Given the new pattern with v2.0 protocol we have a far more interactive protocol that negotiates the pairing exclusively for session proposal transmission. This is very useful because a pairing can be proposed independently from the session and they exist in parallel.

However this introduced a new problem which didn’t exist with v1.0. When using deep linking or universal linking to connect a session with a new pairing on v2.0 protocol this URI is shared by swiping between a dapp and a wallet.

This swipe puts the dapp (usually in a browser window) on the background which means that the websocket is then killed and it can’t receive the response for the pairing proposal published by the wallet.

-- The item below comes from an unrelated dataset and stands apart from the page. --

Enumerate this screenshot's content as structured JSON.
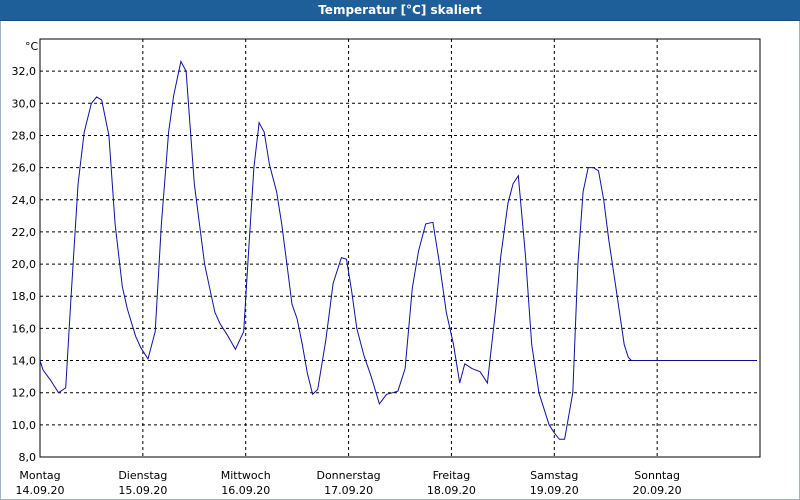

Thus if the dapp never receives the pairing response that means it also will never publish the session proposal meaning that the wallet is redirected with the URI but won’t prompt the user for approval.

Goal

The solution is to find a protocol change that inherits the same capability of v1.0 to propose session and pairing simultaneously but also persists the decoupled property of v2.0 protocol

Wallet Authentication Overview

Description

Sign API provides a simple and lean interface to enable applications to authenticate wallet users to login/signin into applications with their wallets by automatically signing an authentication message.

Context

Sign API's wallet authentication would be used for wallet users to login in a single step into existing websites or applications that would normally require an email and password login or a social login such as Facebook, Google, etc

Sign API's wallet authentication is a one-click passwordless authentication provider for any website or application.

Goals

A user can login into any website or application with their blockchain account.

An app does not need to maintain a persisted connection with the wallet once authenticated.

A wallet can evaluate all auth parameters requested to format the message independently.

An authentication message can be used to access resources through OAuth 2.0 or OpenID.